I numeri nascosti della manovra certificano che il concordato preventivo è un flop

Appena un anno fa, il concordato preventivo biennale veniva descritto dal governo come una sorta di pietra filosofale, i cui incassi sarebbero stati in grado di trasformare in realtà le promesse. Un anno dopo, nell'ultima manovra, si sono perse le tracce di quello che doveva essere il perno della riforma fiscale di Meloni E che invece, secondo i calcoli dello stesso esecutivo, nella nuova edizione avrà delle dimensioni mignon, rispetto ai già deludenti incassi della prima versione.
I numeri stanno nascosti in una tabella alla pagina 75 di uno degli allegati alla legge di bilancio, quello sullo stato di previsione delle entrate dello Stato. Qua sono indicate le entrate previste per il 2026 dalla seconda edizione del concordato preventivo biennale, destinato ai contribuenti che applicano gli indici di affidabilità (Isa), le cosiddette pagelle fiscali.
Stando alle previsioni del ministero dell'Economia, nel 2026 gli introiti derivanti dalle imposte sostitutive – pagate dai soggetti Isa che aderiscono al concordato – sulla parte di reddito eccedente rispetto all'anno precedente all'applicazione della norma saranno pari a 218 milioni di euro. A questi si aggiungono 28 milioni ottenuti dalle partite Iva sottoposte al regime forfettario. Soldi di cui non è ben chiara l'origine, visto che i "forfettari" sono esclusi dalla nuova versione del concordato. I numeri in ogni in picchiata rispetto al biennio 2024-2025, per cui si è calcolato (sull'affidabilità dei numeri torneremo dopo) un incasso complessivo di 1,6 miliardi di euro in due anni.
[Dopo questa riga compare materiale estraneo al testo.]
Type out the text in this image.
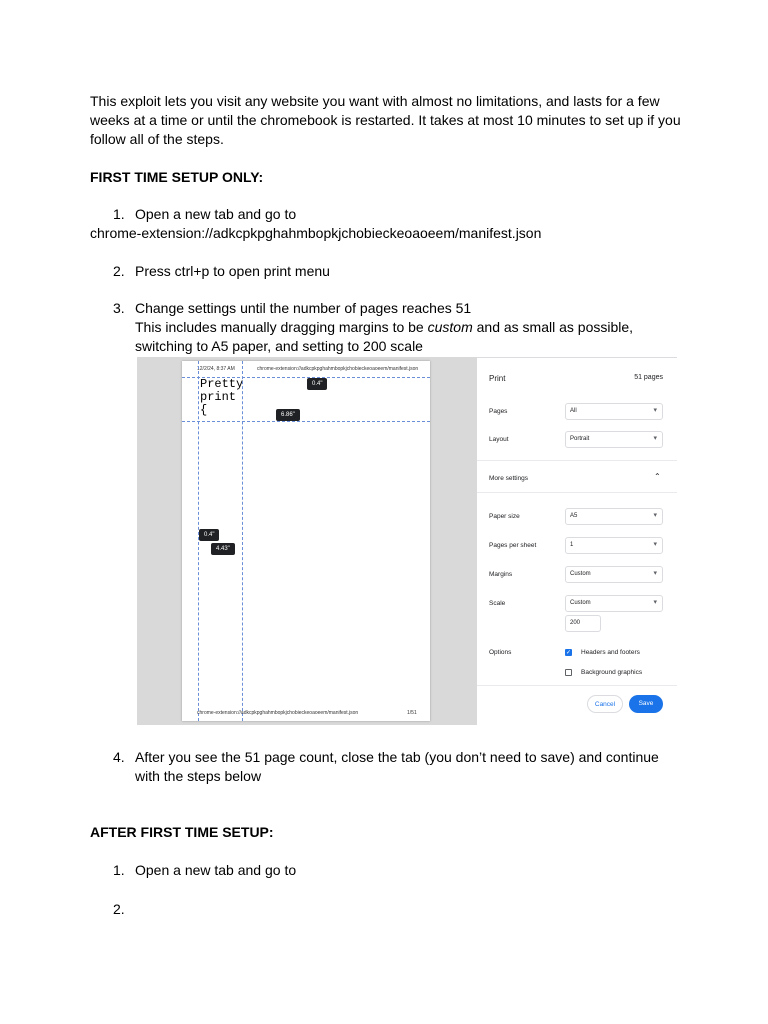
This exploit lets you visit any website you want with almost no limitations, and lasts for a few weeks at a time or until the chromebook is restarted. It takes at most 10 minutes to set up if you follow all of the steps.

FIRST TIME SETUP ONLY:

1. Open a new tab and go to
chrome-extension://adkcpkpghahmbopkjchobieckeoaoeem/manifest.json
2. Press ctrl+p to open print menu
3. Change settings until the number of pages reaches 51
This includes manually dragging margins to be custom and as small as possible,
switching to A5 paper, and setting to 200 scale
12/2/24, 8:37 AM	chrome-extension://adkcpkpghahmbopkjchobieckeoaoeem/manifest.json
Pretty
print
{
0.4"
6.86"
0.4"
4.43"
chrome-extension://adkcpkpghahmbopkjchobieckeoaoeem/manifest.json	1/51
Print	51 pages
Pages	All	▾
Layout	Portrait	▾
More settings	⌃
Paper size	A5	▾
Pages per sheet	1	▾
Margins	Custom	▾
Scale	Custom	▾
200
Options	✓ Headers and footers
Background graphics
Cancel	Save
4. After you see the 51 page count, close the tab (you don’t need to save) and continue
with the steps below

AFTER FIRST TIME SETUP:

1. Open a new tab and go to
2.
A questo punto è necessario ricordare le coordinate del provvedimento del governo Meloni. Sulla base di una serie di indicatori, l'Agenzia delle Entrate propone a lavoratori autonomi e piccole imprese una stima dei loro redditi da lavoro e impresa, su cui pagare le tasse nei due anni successivi. Se i soggetti interessati aderiscono, sulla parte del reddito eccedente rispetto all'anno precedente, pagano una tassa piatta, diversa a seconda del loro indice di affidabilità fiscale. Per il periodo coperto dal patto con il fisco, è escluso quasi qualsiasi altro controllo sulle dichiarazioni dei redditi.
La prima edizione del concordato per gli anni 2024-2025 avrebbe visto la partecipazione di circa 584mila soggetti. La replica di quest'anno per il 2025-2026 invece vedrebbe coinvolti solo 55mila contribuenti. Il condizionale è d'obbligo, perché questi numeri sono ricavati solo da dichiarazioni del viceministro dell'Economia Leo alla stampa, mentre non risultano pubblicati dati ufficiali. In ogni caso, stando a queste cifre, è evidente il crollo di adesioni alla misura.
Certo, ci sono delle specifiche da fare. Numero uno: come detto, la prima edizione del concordato interessava anche le partite Iva forfettarie, che ora invece sono escluse. Secondo punto, ovviamente, chi aveva accettato il patto con il fisco nel 2024 non ha potuto usufruire della nuova versione. Sta di fatto che, se l'anno scorso solo il 17 percento su un totale di oltre due milioni e 700mila soggetti Isa aveva accettato il concordato, quest'anno la misura si è dimostrata molto meno attrattiva, per la larga fetta di contribuenti che avrebbero potuto aderire. Detto in altre parole, in pochi hanno cambiato idea in questi dodici mesi, dopo aver visto gli effetti pratici della misura.
Dal lato del governo, si continua a guardare il bicchiere mezzo pieno, rilevando come, grazie alla norma, quasi 200mila contribuenti sono risaliti sopra la soglia di affidabilità, secondo le pagelle del Fisco. Senza un'inversione di tendenza sui numeri, però, viene da chiedersi a questo punto se l'anno prossimo avrà senso lanciare una terza edizione del concordato. O se, invece, l'aggettivo biennale si rivelerà un triste presagio, sulla durata della vita di quella che doveva essere la rivoluzione fiscale del governo Meloni.